L’armée israélienne a frappé dans la nuit de lundi à mardi, un hôpital à Khan Younès et tuant, selon le Hamas, un journaliste. Dans un communiqué, le Hamas a affirmé que la frappe sur l’hôpital avait «provoqué la mort de patients», sans en préciser le nombre. Il a accusé Israël d’avoir «assassiné» le journaliste Hassan Aslih, présenté comme le directeur de l’agence de presse palestinienne Alam24.

«L’armée israélienne a bombardé le service de chirurgie de l’hôpital Nasser, à Khan Younès, tôt mardi et a tué le journaliste Hassan Aslih, qui travaillait pour plusieurs organisations locales et arabes et pour plusieurs agences», a déclaré  le porte-parole de la Défense civile à Ghaza, Mahmoud Bassal. Selon les autorités du Hamas, Hassan Aslih était soigné dans cet établissement après avoir été blessé le 7 avril lors d’une frappe israélienne visant une tente utilisée par des journalistes à proximité.

Deux autres journalistes avaient été tués, selon la même source, à l’époque : Hilmi Al Faqaawi, qui travaillait pour une agence de presse, et Ahmad Mansour, employé de l’agence Palestine Today. Des sources médicales citées par l’agence de presse palestinienne Wafa ont annoncé, hier, que 31 personnes étaient mortes au cours des dernières 24 heures à Ghaza. 73 autres ont été blessées et ont été prises en charge dans les hôpitaux de la bande de Ghaza.

Cela porte à plus de 52 900 morts le bilan depuis les attaques du 7 octobre.
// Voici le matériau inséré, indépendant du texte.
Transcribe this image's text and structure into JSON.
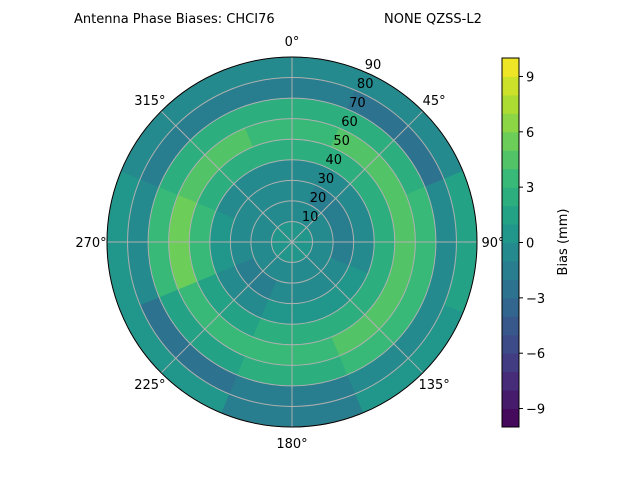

Malgré la libération d’un otage, le Premier ministre israélien, Benyamin Netanyahu, a annoncé que l'armée israélienne entrerait «avec toute sa force» dans la bande de Ghaza dans les jours à venir. Il a aussi affirmé que ses services s'employaient actuellement à trouver des pays prêts à accepter des Palestiniens susceptibles de quitter, en très grand nombre selon lui, la bande de Ghaza.